Di antara amalan sunnah tersebut adalah puasa
syawwal sebagaimana ditegaskan dalam banyak hadits. Masalahnya, ada sebagian
kalangan yang masih meragukan tentang sunnahnya ibadah ini seraya mengatakan
bahwa hadits tidak shahih!! Haditsnya tidak diamalkan para ulama!! Bagaimana
sebenarnya duduk permasalahannya?! Pembahasan berikut mencoba untuk mengoreknya.
Semoga bermanfaat.
Teks dan Takhrij Hadits
Ketahuilah wahai saudaraku -semoga Allah selalu merahmatimu-
bahwa hadits pembahasan ini adalah SHOHIH dengan tiada keraguan di dalamnya sebagaimana ditegaskan oleh ahli
hadits. Diriwayatkan dari jalur yang banyak sekali. Berikut pembasan singkat
tentangnya.
1. Hadits Abu Ayyub
al-Anshori
عَنْ أبِي أَيُّوْبَ اْلأَنْصَارِيِّ رضي الله عنه
أَنَّ رَسُوْلُ اللهِ صلي الله عليه و سلّم قَالَ: مَنْ صَامَ رَمَضَانَ ثُمَ
أَْتبَعَهُ سِتًّا مِنْ شَوَّالٍ كَانَ كَصِيَامِ الدَهْرِ
Dari Abu Ayyub al-Anshari –radhiyallahu ‘anhu- bahwasanya Rasulullah صلي الله عليه وسلم bersabda, “Barangsiapa
berpuasa Ramadhan kemudian berpuasa enam hari bulan Syawwal, maka dia seperti
berpuasa satu tahun penuh.”
SHOHIH. Diriwayatkan
Imam Muslim dalam Shahihnya 1164, Ahmad dalam Musnadnya 5/417, 419, Tirmidzi
759, Abu Dawud 2433, Nasai dalam Sunan Kubro 2862-2864, Ibnu Majah 1716,
ad-Darimi 1761, Ibnu Abi Syaibah dalam al-Mushannaf 9723, Abdur Rozzaq dalam
al-Mushonnaf 7918-7921, Abu Dawud ath-Thoyyalisi dalam Musnadnya 948,
ath-Thobarani dalam Mu’jamul
Kabir 4/134-137, Ibnu Khuzaimah 2114, Ibnu Hibban 3626, Abdu bin Humaid dalam
al-Muntakhob 228, Abu Awanah 2696-2700, al-Baihaqi dalam Sunan Kubro 4/292 dan
lain sebagainya dari beberapa jalan yang cukup banyak sekali dari Sa’d bin Sa’id dari Umar bin Tsabit al-Anshari dari
Abu Ayyub –radhiyallahu
‘anhu- dari Rasulullah
–shallallahu ‘alahi wa sallam-.
Imam Tirmidzi berkata: “Hadits hasan shahih.”

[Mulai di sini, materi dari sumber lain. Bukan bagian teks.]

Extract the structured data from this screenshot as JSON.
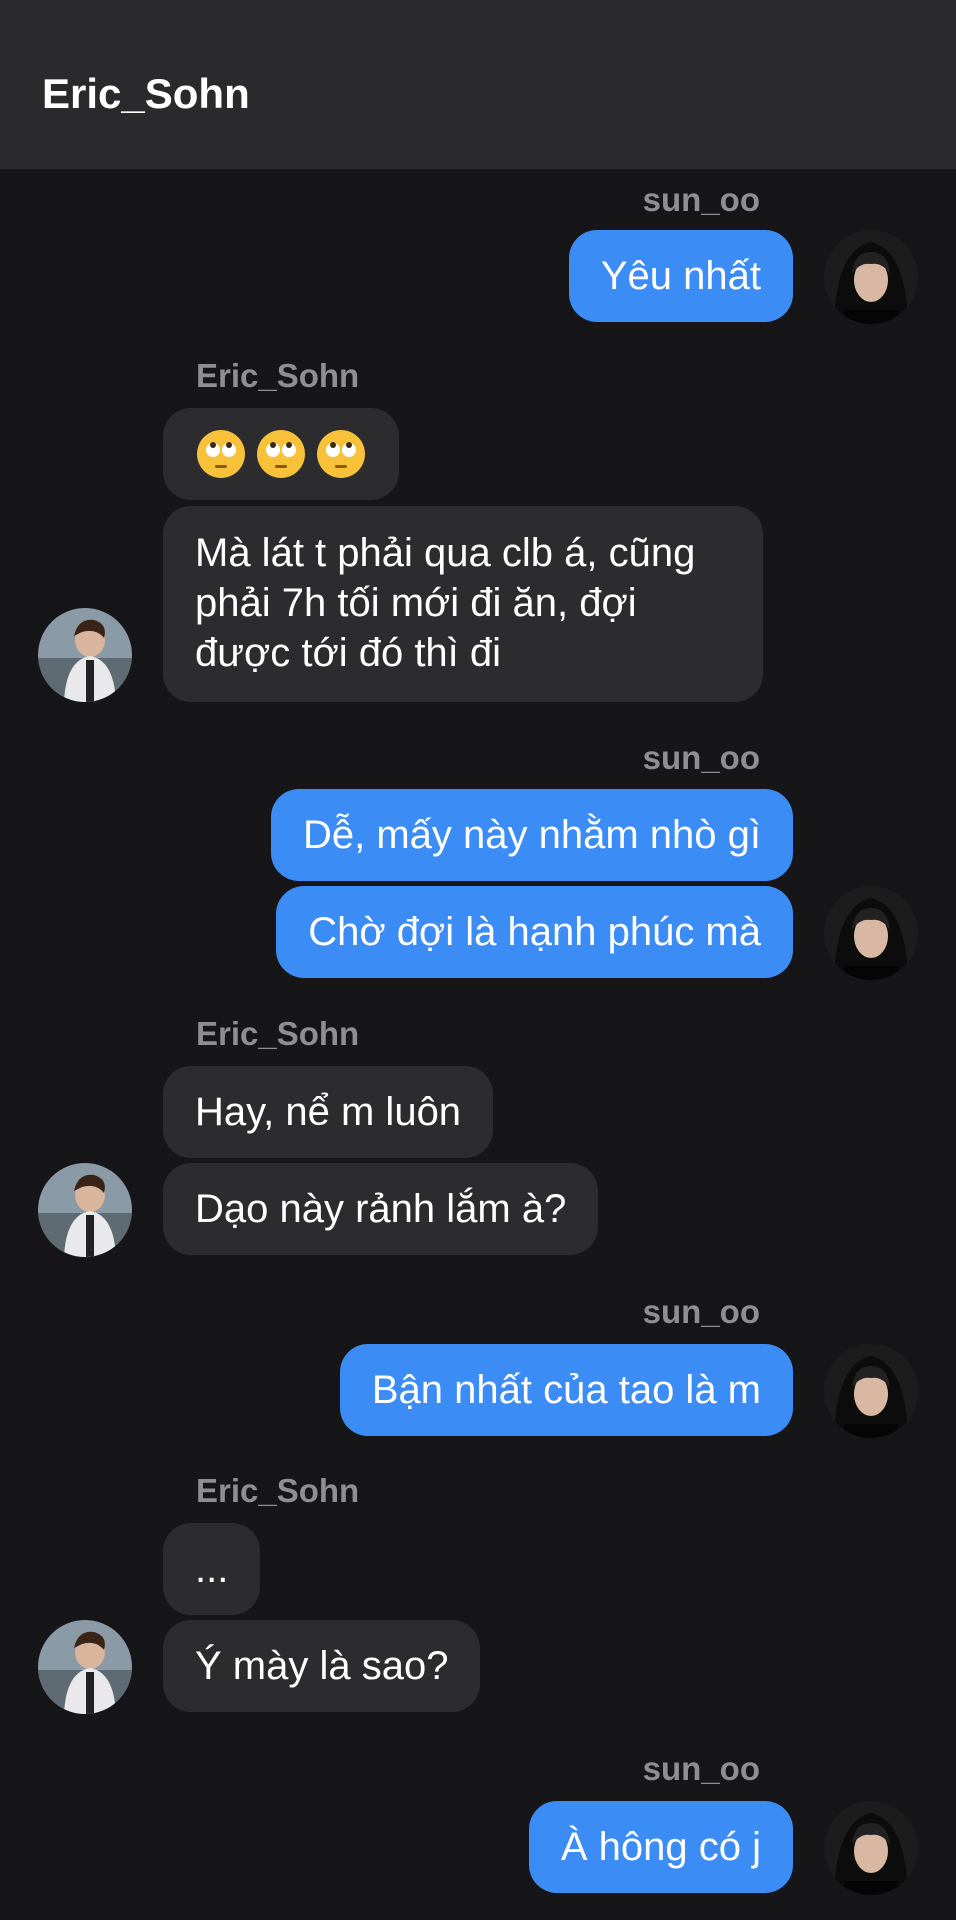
{
  "header": {
    "title": "Eric_Sohn"
  },
  "names": {
    "me": "sun_oo",
    "other": "Eric_Sohn"
  },
  "messages": [
    {
      "text": "Yêu nhất"
    },
    {
      "text": ""
    },
    {
      "text": "Mà lát t phải qua clb á, cũng phải 7h tối mới đi ăn, đợi được tới đó thì đi"
    },
    {
      "text": "Dễ, mấy này nhằm nhò gì"
    },
    {
      "text": "Chờ đợi là hạnh phúc mà"
    },
    {
      "text": "Hay, nể m luôn"
    },
    {
      "text": "Dạo này rảnh lắm à?"
    },
    {
      "text": "Bận nhất của tao là m"
    },
    {
      "text": "..."
    },
    {
      "text": "Ý mày là sao?"
    },
    {
      "text": "À hông có j"
    }
  ],
  "colors": {
    "background": "#161618",
    "header": "#2a2a2c",
    "outgoing_bubble": "#3b8cf5",
    "incoming_bubble": "#2c2c2e",
    "sender_name": "#8e8e93"
  },
  "icons": {
    "emoji": "face-with-rolling-eyes-emoji",
    "avatar_me": "avatar-photo-hooded",
    "avatar_other": "avatar-photo-outdoor"
  }
}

Lalu lanjutnya: “Sebagian ahli ilmu membicarakan Sa’d bin Sa’id dari segi hafalannya.”
Tetapi, Sa’d bin Sa’id tidaklah sendirian dalam meriwayatkan
hadits ini, sebagaimana akan datang penjelasannya.
2. Hadits Tsauban Maula
Rasulullah
عَنْ ثَوْبَانَ مَوْلَى رَسُوْلِ اللهِ صلى
الله عليه و سلّم عَنْ رَسُوْلِ اللهِ صلي الله عليه و سلّم أَنَّهُ قَالَ: مَنْ
صَامَ سِتَّةَ أَيَّامٍ بَعْدَ الْفِطْرِ كَانَ تَمَامَ السَنَّةِ. مَنْ جَاءَ
بِالْحَسَنَةِ فَلَهُ عَشَرُ أَمْثَالِهَا
Dari Tsauban, maula Rasulullah صلي الله عليه وسلم, bahwasanya beliau
– صلي الله عليه وسلم bersabda, “Barangsiapa
berpuasa enam hari setelah hari raya Idul Fithri, maka seperti telah berpuasa
setahun penuh. Barangsiapa berbuat satu kebaikan, maka baginya sepuluh
lipatnya.”
SHOHIH. Diriwayatkan
Ibnu Majah 1715, ad-Darimi 1762, Nasa’i dalam Sunan Kubra 2810, 2861, Ibnu Khuzaimah 2115, Ibnu Hibban
928, dan Ahmad bin Hanbal dalam Musnadnya 5/280, ath-Thobarani dalam
Mu’jamul Kabir 1451 dan
Musnad Syamiyyin 485, ath-Thohawi dalam Musykil Atsar 1425, ar-Ruyani dalam
Musnadnya 634, Ibnu Muqri’
dalam Mu’jamnya 1250 dari
jalan Yahya bin Harits ad-Dhimari dari Abu Asma’ ar-Rakhabi dari Tsauban dari Rasulullah
–shallallahu ‘alahi wa sallam-.
Sanad hadits ini shahih, sebagaimana
ditegaskan Syaikh Muhammad Nashiruddin al-Albani dalam Irwa’ul Ghalil 4/107.
3. Hadits Abu Hurairah
عَنْ أَبِيْ هُرَيْرَةَ قَالَ : قَالَ رَسُوْلُ
اللهِ صلي الله عليه و سلّم: مَنْ صَامَ رَمَضَانَ وَأَتْبَعَهُ بِسِتٍّ مِنْ
شَوَّالٍ, فَذَلِكَ صِيَامُ الدَّهْرِ
Dari Abu Hurairah berkata: Rasulullah
صلي الله عليه وسلم,
bersabda: “Barangsiapa berpuasa ramadhan dan mengikutinya dengan enam hari
syawal, maka seperti telah berpuasa setahun penuh”.
SHOHIH. Diriwayatkan
Abu Awanah dalam Musnadnya 2702 dan al-Bazzar dalam Musnadnya 669 –Mukhtashor- dari Amr bin Abu Salamah
dari Zuhair bin Muhammad dari Suhail dari ayahnya dari Abu Hurairah.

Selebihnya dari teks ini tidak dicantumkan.